New Imposter Apps Mock Google Bouncer


(picture from PC World)

While I'm really happy to see Google getting more involved to keep the Android market safer and as malware free as possible, it's discouraging to hear of new spammer apps that resemble well known applications discovered by users in Androids market literally days after the release of Google Bouncer, who's sole purpose is to scan the market for dangerous apps. Not only does it demonstrate just how bold the makers of these apps are, it also shows just how difficult of a challenge that Google is up against.

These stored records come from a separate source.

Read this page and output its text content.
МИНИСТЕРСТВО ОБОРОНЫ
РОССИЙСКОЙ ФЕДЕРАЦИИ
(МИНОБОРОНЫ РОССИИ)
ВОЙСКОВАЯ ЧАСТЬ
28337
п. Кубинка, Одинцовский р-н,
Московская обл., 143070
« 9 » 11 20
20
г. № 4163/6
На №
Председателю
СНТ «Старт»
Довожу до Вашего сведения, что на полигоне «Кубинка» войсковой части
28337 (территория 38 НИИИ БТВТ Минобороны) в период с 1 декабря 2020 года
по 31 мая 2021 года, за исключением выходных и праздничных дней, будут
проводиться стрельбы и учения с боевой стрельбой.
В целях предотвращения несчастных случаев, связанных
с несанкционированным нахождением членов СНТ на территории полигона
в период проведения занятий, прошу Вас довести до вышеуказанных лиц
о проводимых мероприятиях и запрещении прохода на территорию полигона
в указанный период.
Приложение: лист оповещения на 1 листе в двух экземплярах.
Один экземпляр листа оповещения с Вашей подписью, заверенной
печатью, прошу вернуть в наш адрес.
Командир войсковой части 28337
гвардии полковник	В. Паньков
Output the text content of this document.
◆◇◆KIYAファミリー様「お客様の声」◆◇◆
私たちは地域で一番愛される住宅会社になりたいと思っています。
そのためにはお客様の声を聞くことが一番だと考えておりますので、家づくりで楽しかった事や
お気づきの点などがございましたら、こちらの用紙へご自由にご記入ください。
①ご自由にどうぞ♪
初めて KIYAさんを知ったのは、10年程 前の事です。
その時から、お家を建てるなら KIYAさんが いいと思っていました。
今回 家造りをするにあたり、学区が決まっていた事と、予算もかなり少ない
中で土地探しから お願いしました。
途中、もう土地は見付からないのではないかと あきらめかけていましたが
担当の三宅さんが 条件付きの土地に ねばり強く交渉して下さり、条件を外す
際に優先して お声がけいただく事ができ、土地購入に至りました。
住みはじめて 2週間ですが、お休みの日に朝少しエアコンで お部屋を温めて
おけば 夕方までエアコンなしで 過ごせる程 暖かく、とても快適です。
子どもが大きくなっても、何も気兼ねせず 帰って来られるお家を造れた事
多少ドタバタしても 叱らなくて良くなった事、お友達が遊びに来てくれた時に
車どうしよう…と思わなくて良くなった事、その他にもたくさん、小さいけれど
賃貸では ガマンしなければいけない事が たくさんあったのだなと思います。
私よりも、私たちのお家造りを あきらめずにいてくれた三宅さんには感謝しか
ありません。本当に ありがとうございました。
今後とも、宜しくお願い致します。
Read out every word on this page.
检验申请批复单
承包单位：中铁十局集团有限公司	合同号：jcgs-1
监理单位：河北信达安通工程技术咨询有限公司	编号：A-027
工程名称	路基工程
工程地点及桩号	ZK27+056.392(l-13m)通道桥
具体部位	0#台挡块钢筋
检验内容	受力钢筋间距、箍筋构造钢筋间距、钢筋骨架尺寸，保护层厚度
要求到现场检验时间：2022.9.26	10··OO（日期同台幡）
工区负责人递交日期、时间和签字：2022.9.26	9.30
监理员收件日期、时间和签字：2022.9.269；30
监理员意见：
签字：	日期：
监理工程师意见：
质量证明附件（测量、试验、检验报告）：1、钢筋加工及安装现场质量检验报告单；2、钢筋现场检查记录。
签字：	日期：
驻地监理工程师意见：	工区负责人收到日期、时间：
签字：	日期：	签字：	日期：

Our friends over at Android Police were the first to find the suspicious apps, which inluded fake versions of the following apps:

  • Jetpack Joyride
  • Madden NFL 12
  • Batman Arkham City Lockdown
  • Angry Chicken

….and nearly a dozen others. A fake version of Pinterest was also found in the market from a developer named "Official Android App“ (**facepalm**), which installs additional apps on the users phone without their permission.

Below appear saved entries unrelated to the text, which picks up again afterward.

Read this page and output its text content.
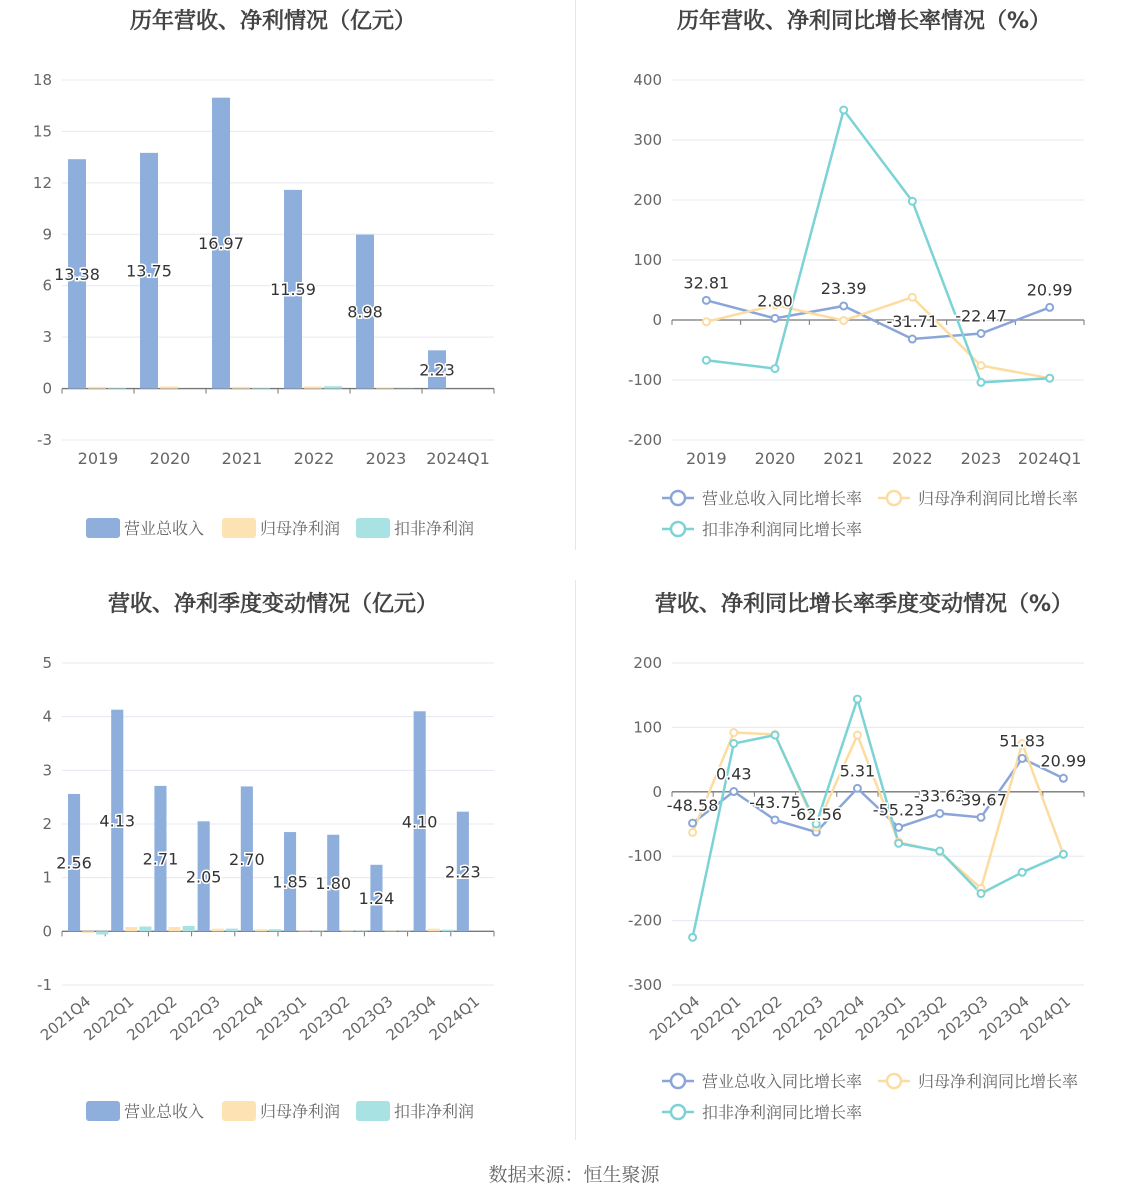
历年营收、净利情况（亿元）
-3
0
3
6
9
12
15
18
2019 2020 2021 2022 2023 2024Q1
13.38 13.75
16.97
11.59
8.98
2.23
营业总收入	归母净利润	扣非净利润
历年营收、净利同比增长率情况（%）
-200
-100
0
100
200
300
400
2019 2020 2021 2022 2023 2024Q1
32.81
2.80
23.39
-31.71 -22.47
20.99
营业总收入同比增长率	归母净利润同比增长率
扣非净利润同比增长率
营收、净利季度变动情况（亿元）
-1
0
1
2
3
4
5
2021Q4
2022Q1
2022Q2
2022Q3
2022Q4
2023Q1
2023Q2
2023Q3
2023Q4
2024Q1
2.56
4.13
2.71
2.05
2.70
1.85 1.80
1.24
4.10
2.23
营业总收入	归母净利润	扣非净利润
营收、净利同比增长率季度变动情况（%）
-300
-200
-100
0
100
200
2021Q4
2022Q1
2022Q2
2022Q3
2022Q4
2023Q1
2023Q2
2023Q3
2023Q4
2024Q1
-48.58
0.43
-43.75
-62.56
5.31
-55.23
-33.62
-39.67
51.83
20.99
营业总收入同比增长率	归母净利润同比增长率
扣非净利润同比增长率
数据来源：恒生聚源
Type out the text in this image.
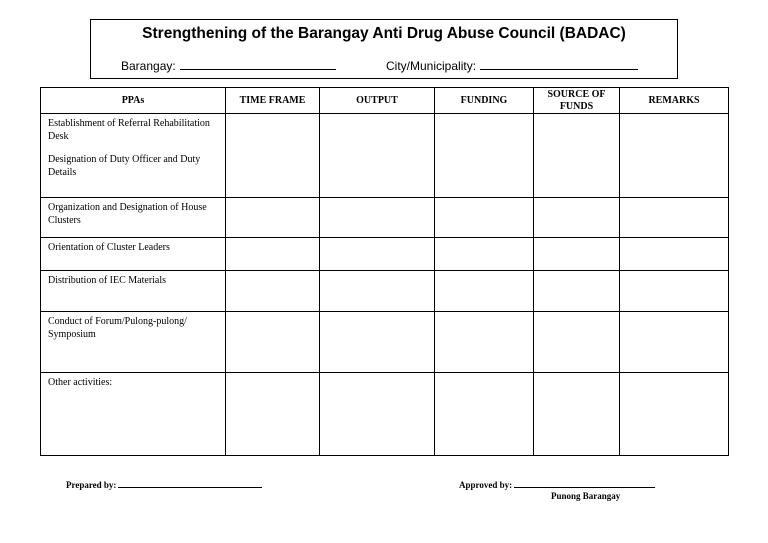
Strengthening of the Barangay Anti Drug Abuse Council (BADAC)
Barangay:	City/Municipality:
PPAs	TIME FRAME	OUTPUT	FUNDING	SOURCE OF FUNDS	REMARKS

Establishment of Referral Rehabilitation Desk

Designation of Duty Officer and Duty Details					

Organization and Designation of House Clusters					

Orientation of Cluster Leaders					

Distribution of IEC Materials					

Conduct of Forum/Pulong-pulong/ Symposium					

Other activities:					

Prepared by:	Approved by:
Punong Barangay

While these apps may not be the most malicous in terms of damaging your device, a look at the user comments tell just what it is that the apps attempted to accomplish. Here are some comments for "Jetpack Joyride“:

"Will not let me enter my email address to download the full version! What a load of rubbish," wrote a user named Bethanie on Feb. 5.

"The app won't open until I fill out 50 surveys and submit all [my] personal info for telemarketing, and email blitzing … Just want to play the game and it still won't open," user Jon wrote

Apparently, the developer of these apps is known as "Rovio Mobile LTD“, an obvious ripoff of Rovio Entertainment (creator of Angry birds and **double facepalm**).

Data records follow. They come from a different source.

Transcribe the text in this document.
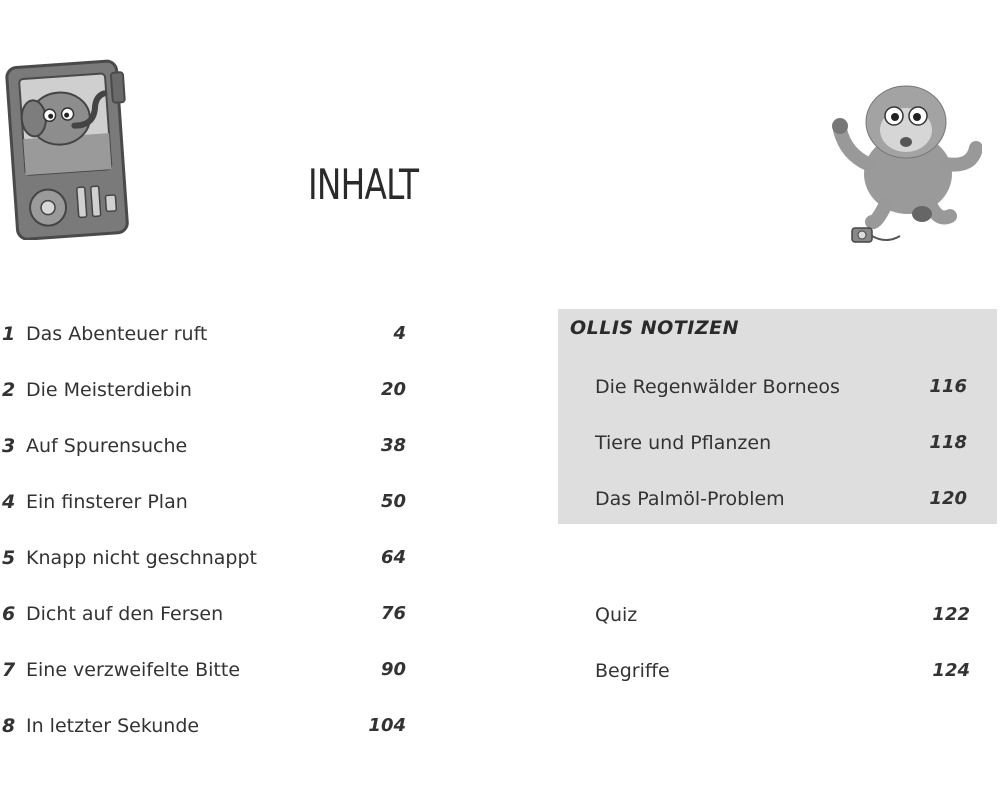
INHALT
1 Das Abenteuer ruft	4
2 Die Meisterdiebin	20
3 Auf Spurensuche	38
4 Ein finsterer Plan	50
5 Knapp nicht geschnappt	64
6 Dicht auf den Fersen	76
7 Eine verzweifelte Bitte	90
8 In letzter Sekunde	104
OLLIS NOTIZEN
Die Regenwälder Borneos	116
Tiere und Pflanzen	118
Das Palmöl-Problem	120
Quiz	122
Begriffe	124
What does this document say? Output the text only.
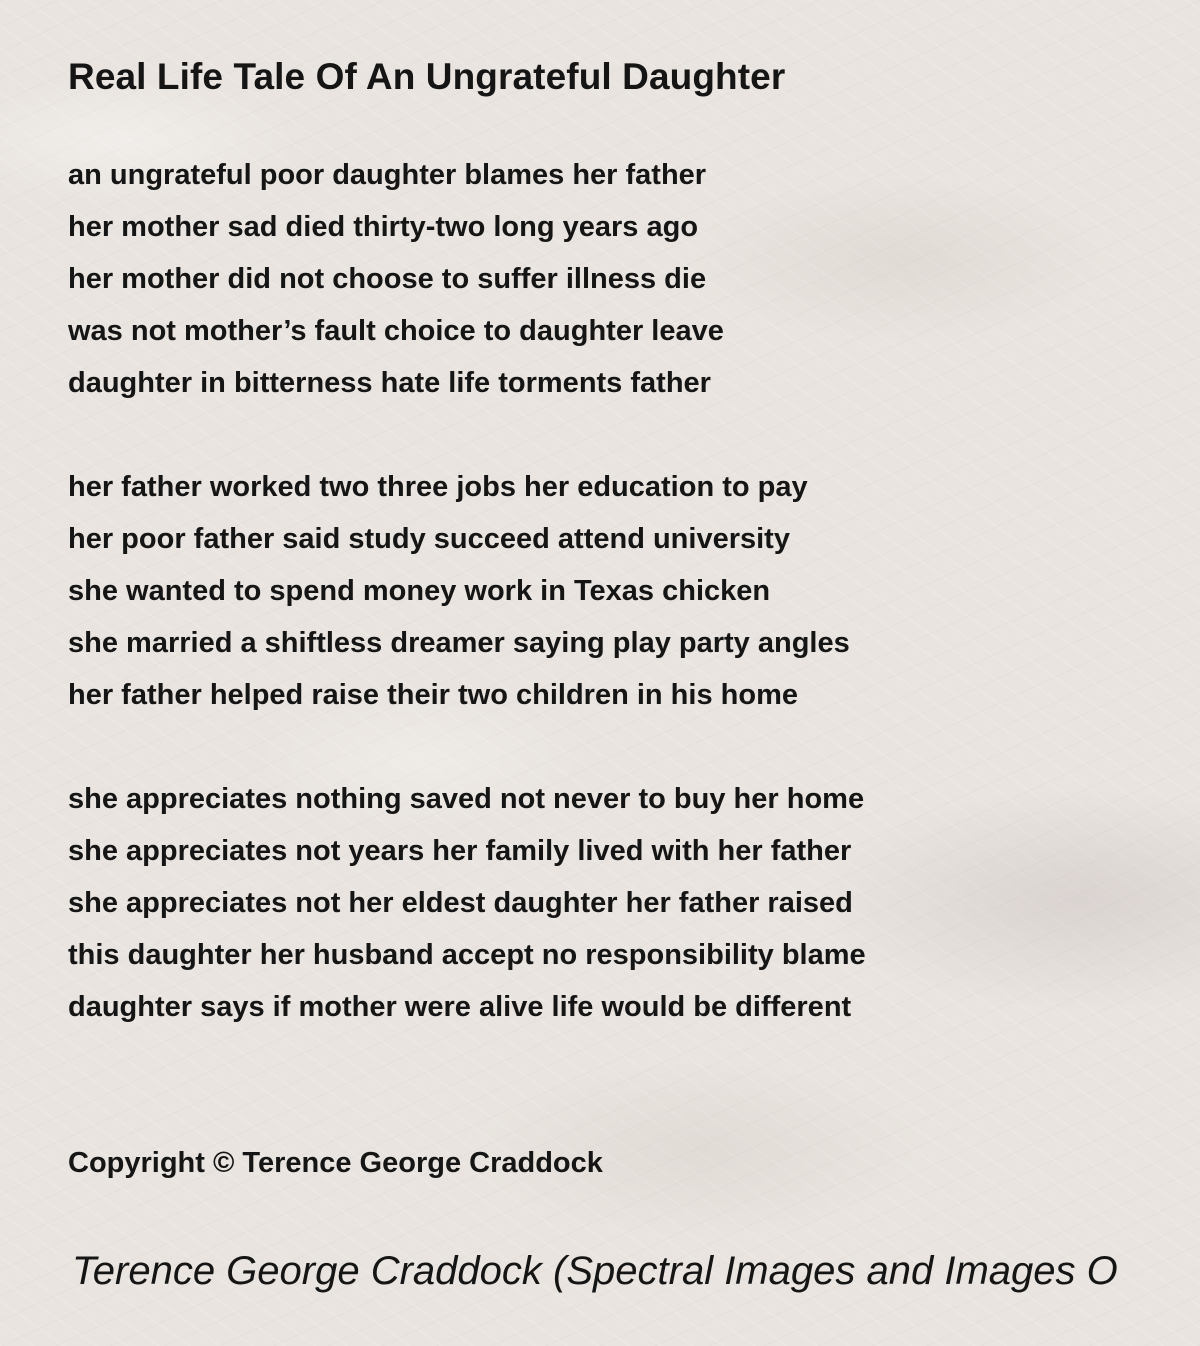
Real Life Tale Of An Ungrateful Daughter
an ungrateful poor daughter blames her father
her mother sad died thirty-two long years ago
her mother did not choose to suffer illness die
was not mother’s fault choice to daughter leave
daughter in bitterness hate life torments father
her father worked two three jobs her education to pay
her poor father said study succeed attend university
she wanted to spend money work in Texas chicken
she married a shiftless dreamer saying play party angles
her father helped raise their two children in his home
she appreciates nothing saved not never to buy her home
she appreciates not years her family lived with her father
she appreciates not her eldest daughter her father raised
this daughter her husband accept no responsibility blame
daughter says if mother were alive life would be different

Copyright © Terence George Craddock

Terence George Craddock (Spectral Images and Images O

So why is it that despite Google's efforts, that these apps still keep showing up in the market? Well, apparently the developers behind the creation of such apps are always 1 step ahead of the game, and there is simply only so much that even Boucer can do to prevent such apps from getting to the market. (Just a personal tip: If you see an app from a dev named "Official Android Developer", ya might just wanna think twice before you download it. If he was that "official", the app dev name would be "Google)". 

Google acknowledged the findings of these apps, and noted that while they did impersonate legitimate apps, they "did not contain malware, nor did they do anything to damage a user's phone or bypass permissions."